Grants are available from both private and public sources to help the nation's public schools improve their infrastructure. School administrators, parent organizations and education advocates may be eligible to apply for some of these awards. The term "infrastructure" is defined by some programs as including technology innovations as well as improving the condition of the school buildings themselves.
Home Depot Community Impact Grants
The Home Depot Foundation is one of several corporate foundations that provide grant assistance to support school building infrastructure and other educational projects. Schools and nonprofits are both eligible to apply for Home Depot's Community Impact Grants. This program allocates $5,000 awards for specific projects intended to enhance community development. The Foundation is particularly interested in infrastructure improvement projects with a volunteer focus and commitment.
Gates Foundation Technology Grants
The Gates Foundation has historically invested in grants for school building infrastructure projects, especially involving advanced digital technology. While the Gates Foundation has traditionally been focused on the Pacific Northwest region, it also made grants to school districts all over the country in the early 2000s. Among the Foundation's priorities is "next generation classroom technology," or school building infrastructure that provides students with better access to digital learning opportunities.
Endowment for Inner-City Education
The Endowment for Inner-City Education is a private nonprofit that makes grants for school building infrastructure in New York's inner-city schools. The program is designed to improve the condition of schools whose building infrastructure is in serious need of improvement. Funded projects range from renovations of entire buildings or classrooms to the replacement of doors and windows. Grants are awarded once yearly.

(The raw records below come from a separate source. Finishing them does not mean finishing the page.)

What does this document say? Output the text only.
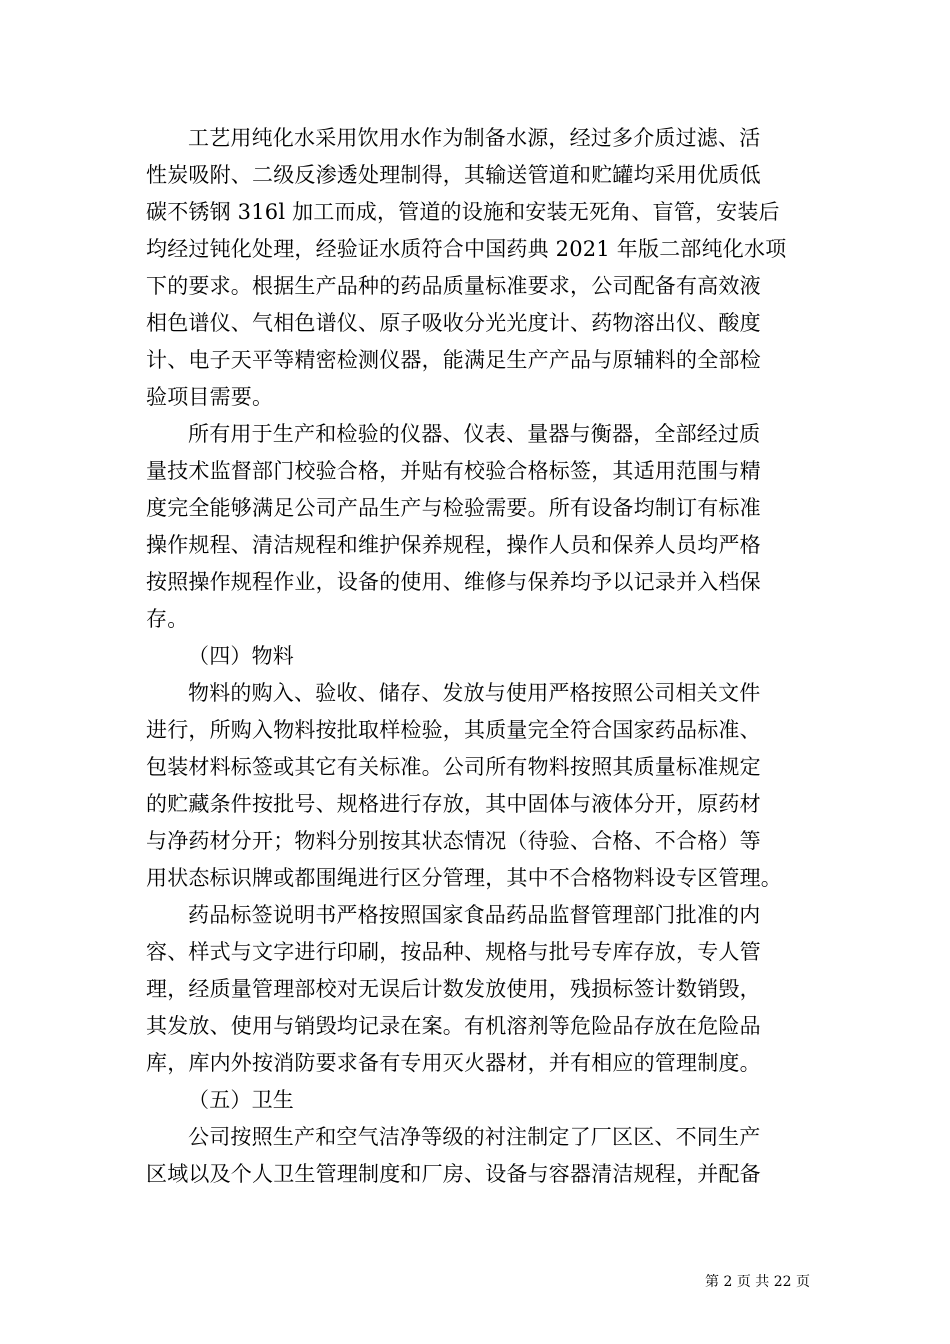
工艺用纯化水采用饮用水作为制备水源，经过多介质过滤、活
性炭吸附、二级反渗透处理制得，其输送管道和贮罐均采用优质低
碳不锈钢 316l 加工而成，管道的设施和安装无死角、盲管，安装后
均经过钝化处理，经验证水质符合中国药典 2021 年版二部纯化水项
下的要求。根据生产品种的药品质量标准要求，公司配备有高效液
相色谱仪、气相色谱仪、原子吸收分光光度计、药物溶出仪、酸度
计、电子天平等精密检测仪器，能满足生产产品与原辅料的全部检
验项目需要。
所有用于生产和检验的仪器、仪表、量器与衡器，全部经过质
量技术监督部门校验合格，并贴有校验合格标签，其适用范围与精
度完全能够满足公司产品生产与检验需要。所有设备均制订有标准
操作规程、清洁规程和维护保养规程，操作人员和保养人员均严格
按照操作规程作业，设备的使用、维修与保养均予以记录并入档保
存。
（四）物料
物料的购入、验收、储存、发放与使用严格按照公司相关文件
进行，所购入物料按批取样检验，其质量完全符合国家药品标准、
包装材料标签或其它有关标准。公司所有物料按照其质量标准规定
的贮藏条件按批号、规格进行存放，其中固体与液体分开，原药材
与净药材分开；物料分别按其状态情况（待验、合格、不合格）等
用状态标识牌或都围绳进行区分管理，其中不合格物料设专区管理。
药品标签说明书严格按照国家食品药品监督管理部门批准的内
容、样式与文字进行印刷，按品种、规格与批号专库存放，专人管
理，经质量管理部校对无误后计数发放使用，残损标签计数销毁，
其发放、使用与销毁均记录在案。有机溶剂等危险品存放在危险品
库，库内外按消防要求备有专用灭火器材，并有相应的管理制度。
（五）卫生
公司按照生产和空气洁净等级的衬注制定了厂区区、不同生产
区域以及个人卫生管理制度和厂房、设备与容器清洁规程，并配备
第 2 页 共 22 页
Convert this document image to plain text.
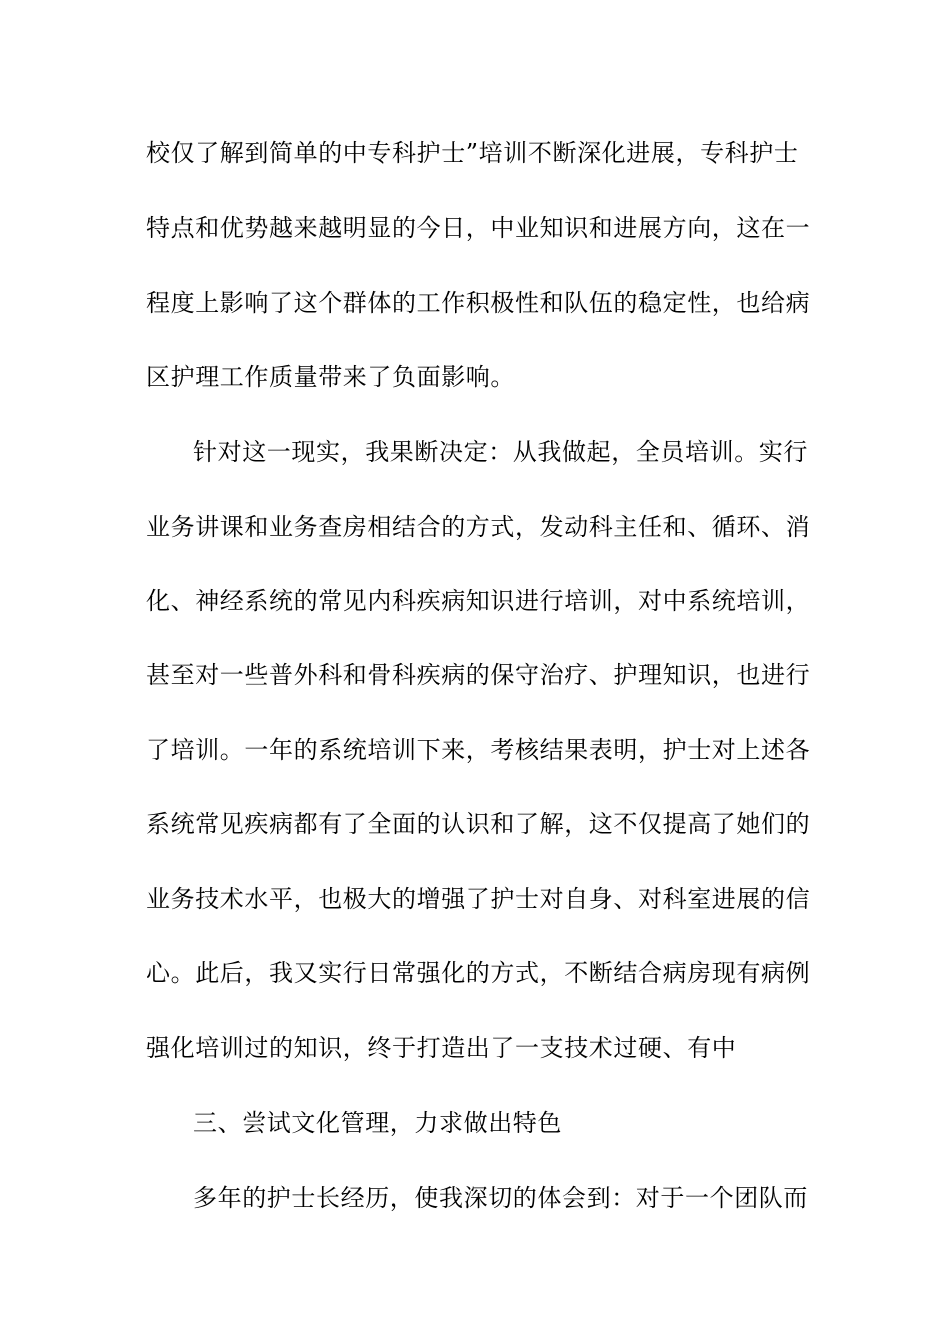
校仅了解到简单的中专科护士”培训不断深化进展，专科护士
特点和优势越来越明显的今日，中业知识和进展方向，这在一
程度上影响了这个群体的工作积极性和队伍的稳定性，也给病
区护理工作质量带来了负面影响。
针对这一现实，我果断决定：从我做起，全员培训。实行
业务讲课和业务查房相结合的方式，发动科主任和、循环、消
化、神经系统的常见内科疾病知识进行培训，对中系统培训，
甚至对一些普外科和骨科疾病的保守治疗、护理知识，也进行
了培训。一年的系统培训下来，考核结果表明，护士对上述各
系统常见疾病都有了全面的认识和了解，这不仅提高了她们的
业务技术水平，也极大的增强了护士对自身、对科室进展的信
心。此后，我又实行日常强化的方式，不断结合病房现有病例
强化培训过的知识，终于打造出了一支技术过硬、有中
三、尝试文化管理，力求做出特色
多年的护士长经历，使我深切的体会到：对于一个团队而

California School Technology Formula Grants
The Enhancing Education Through Technology (EETT) formula grant is a state-run initiative that helps schools in California on a non-competitive basis. In order to be eligible, a local educational agency must prepare a school technology plan that is reviewed by a local office of the California Technology Assistance Program. Once approved, schools receive grant funding support automatically so long as the funding is used to execute the plan.